# Question #e40e5

Nov 16, 2017

The function is convex on $\left(- \frac{\pi}{2} , 0\right) \cup \left(\frac{\pi}{2} , \pi\right)$ and is concave on $\left(- \pi , - \frac{\pi}{2}\right) \cup \left(0 , \frac{\pi}{2}\right)$.

#### Explanation:

First, note that $f$ is convex at $x = a$ when $f ' ' \left(a\right) > 0$ and $f$ is concave at $x = a$ when $f ' ' \left(a\right) < 0$.

So, we need to find this function's second derivative and then examine when it's positive (the function is convex) and when the second derivative is negative (the function is concave).

We'll use the trigonometric derivatives $\frac{d}{\mathrm{dx}} \tan x = {\sec}^{2} x$ and $\frac{d}{\mathrm{dx}} \sec x = \sec x \tan x$.

$f \left(x\right) = 2 x - \tan x$

$f ' \left(x\right) = 2 - {\left(\sec x\right)}^{2}$

To find the next derivative, we'll need to use the chain rule.

$f ' ' \left(x\right) = - 2 {\left(\sec x\right)}^{2 - 1} \frac{d}{\mathrm{dx}} \sec x = - 2 \sec x \left(\sec x \tan x\right) = - 2 {\sec}^{2} x \tan x$

It will be easier to think about when this is positive and negative to think about it in basic terms: sine and cosine.

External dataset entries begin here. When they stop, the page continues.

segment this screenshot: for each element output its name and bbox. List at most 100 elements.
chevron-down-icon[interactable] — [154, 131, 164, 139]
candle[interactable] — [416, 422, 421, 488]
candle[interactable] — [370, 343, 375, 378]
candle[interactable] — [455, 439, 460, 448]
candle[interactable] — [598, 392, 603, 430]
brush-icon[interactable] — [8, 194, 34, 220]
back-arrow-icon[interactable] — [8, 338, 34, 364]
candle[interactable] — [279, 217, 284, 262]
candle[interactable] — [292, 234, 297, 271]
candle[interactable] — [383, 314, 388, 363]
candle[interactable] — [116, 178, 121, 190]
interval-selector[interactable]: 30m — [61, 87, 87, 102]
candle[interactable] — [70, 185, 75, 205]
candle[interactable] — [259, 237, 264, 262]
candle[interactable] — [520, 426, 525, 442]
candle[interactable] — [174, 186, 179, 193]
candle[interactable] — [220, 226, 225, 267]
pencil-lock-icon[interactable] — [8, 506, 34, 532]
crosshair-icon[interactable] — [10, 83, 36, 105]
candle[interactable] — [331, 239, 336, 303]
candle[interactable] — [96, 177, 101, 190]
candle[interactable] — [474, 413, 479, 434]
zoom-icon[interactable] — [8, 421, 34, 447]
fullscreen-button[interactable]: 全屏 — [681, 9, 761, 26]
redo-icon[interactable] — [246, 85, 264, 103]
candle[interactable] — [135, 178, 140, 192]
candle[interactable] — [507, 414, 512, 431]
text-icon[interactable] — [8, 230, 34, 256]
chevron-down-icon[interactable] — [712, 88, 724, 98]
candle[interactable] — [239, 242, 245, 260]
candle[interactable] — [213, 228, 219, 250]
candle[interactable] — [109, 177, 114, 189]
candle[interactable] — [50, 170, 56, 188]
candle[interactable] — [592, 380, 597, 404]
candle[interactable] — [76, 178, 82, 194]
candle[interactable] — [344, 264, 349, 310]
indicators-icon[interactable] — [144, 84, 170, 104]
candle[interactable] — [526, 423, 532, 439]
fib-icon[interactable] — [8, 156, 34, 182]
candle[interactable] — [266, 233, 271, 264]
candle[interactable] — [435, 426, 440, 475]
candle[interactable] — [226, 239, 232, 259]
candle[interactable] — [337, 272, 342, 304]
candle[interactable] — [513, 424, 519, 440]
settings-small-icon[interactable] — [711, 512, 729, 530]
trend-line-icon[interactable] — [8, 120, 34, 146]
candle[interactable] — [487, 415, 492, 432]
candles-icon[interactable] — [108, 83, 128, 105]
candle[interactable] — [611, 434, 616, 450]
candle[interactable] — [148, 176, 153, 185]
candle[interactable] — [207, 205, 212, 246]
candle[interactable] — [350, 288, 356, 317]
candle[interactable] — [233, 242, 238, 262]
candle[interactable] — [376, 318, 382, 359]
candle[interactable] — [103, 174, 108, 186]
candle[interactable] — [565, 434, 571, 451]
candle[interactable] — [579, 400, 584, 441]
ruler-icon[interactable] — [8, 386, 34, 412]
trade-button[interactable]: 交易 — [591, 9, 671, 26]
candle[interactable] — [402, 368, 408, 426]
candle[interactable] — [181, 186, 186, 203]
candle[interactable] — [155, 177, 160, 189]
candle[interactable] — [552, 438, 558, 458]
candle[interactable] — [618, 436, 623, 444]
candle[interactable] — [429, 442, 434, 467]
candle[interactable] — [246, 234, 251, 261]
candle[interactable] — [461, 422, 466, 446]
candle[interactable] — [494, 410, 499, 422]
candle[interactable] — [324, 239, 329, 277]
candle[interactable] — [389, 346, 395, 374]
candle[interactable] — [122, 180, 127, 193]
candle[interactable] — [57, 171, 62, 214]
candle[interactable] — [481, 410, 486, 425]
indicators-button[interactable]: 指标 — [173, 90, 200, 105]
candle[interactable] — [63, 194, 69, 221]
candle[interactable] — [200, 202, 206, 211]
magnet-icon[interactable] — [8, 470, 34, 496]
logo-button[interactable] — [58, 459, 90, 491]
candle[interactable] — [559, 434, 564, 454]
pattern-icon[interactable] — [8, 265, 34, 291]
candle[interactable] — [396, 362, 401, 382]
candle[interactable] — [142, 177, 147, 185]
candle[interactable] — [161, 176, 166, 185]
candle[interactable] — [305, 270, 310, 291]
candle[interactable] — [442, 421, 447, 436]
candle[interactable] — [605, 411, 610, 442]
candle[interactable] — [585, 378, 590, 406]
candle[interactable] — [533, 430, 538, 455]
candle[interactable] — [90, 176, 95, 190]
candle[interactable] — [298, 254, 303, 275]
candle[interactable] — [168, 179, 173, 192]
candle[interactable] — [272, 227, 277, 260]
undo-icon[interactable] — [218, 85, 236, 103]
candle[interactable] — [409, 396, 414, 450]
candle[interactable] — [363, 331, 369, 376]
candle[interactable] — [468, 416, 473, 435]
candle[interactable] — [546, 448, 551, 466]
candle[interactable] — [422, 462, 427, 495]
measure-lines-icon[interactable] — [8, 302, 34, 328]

$f ' ' \left(x\right) = - 2 \frac{1}{\cos} ^ 2 x \sin \frac{x}{\cos} x = \frac{- 2 \sin x}{\cos} ^ 3 x$

• $\text{QIII}$

Here, $\sin x < 0$ and $\cos x < 0$. (Note then that ${\cos}^{3} x < 0$ as well.)

Using a very rough notation in which I only denote positives and negatives for $\frac{- 2 \sin x}{\cos} ^ 3 x$, we see that

$f ' ' \left(x\right) = \frac{- \left(-\right)}{-} = -$

So $f$ is concave on $- \pi < x < - \frac{\pi}{2}$.

• $\text{QIV}$

Here, $\sin x < 0$ and $\cos x > 0$, so ${\cos}^{3} x > 0$. Then

$f ' ' \left(x\right) = \frac{- \left(-\right)}{+} = +$

So $f$ is convex on $- \frac{\pi}{2} < x < 0$.

• $\text{QI}$

Wherein $\sin x > 0 , \cos x > 0 , {\cos}^{3} x > 0$, so

$f ' ' \left(x\right) = \frac{- \left(+\right)}{+} = -$

And $f$ is concave on $0 < x < \frac{\pi}{2}$.

• $\text{QII}$

Here $\sin x > 0$ but $\cos x < 0 , {\cos}^{3} x < 0$, so

$f ' ' \left(x\right) = \frac{- \left(-\right)}{+} = +$

So $f$ is convex on $\frac{\pi}{2} < x < \pi$.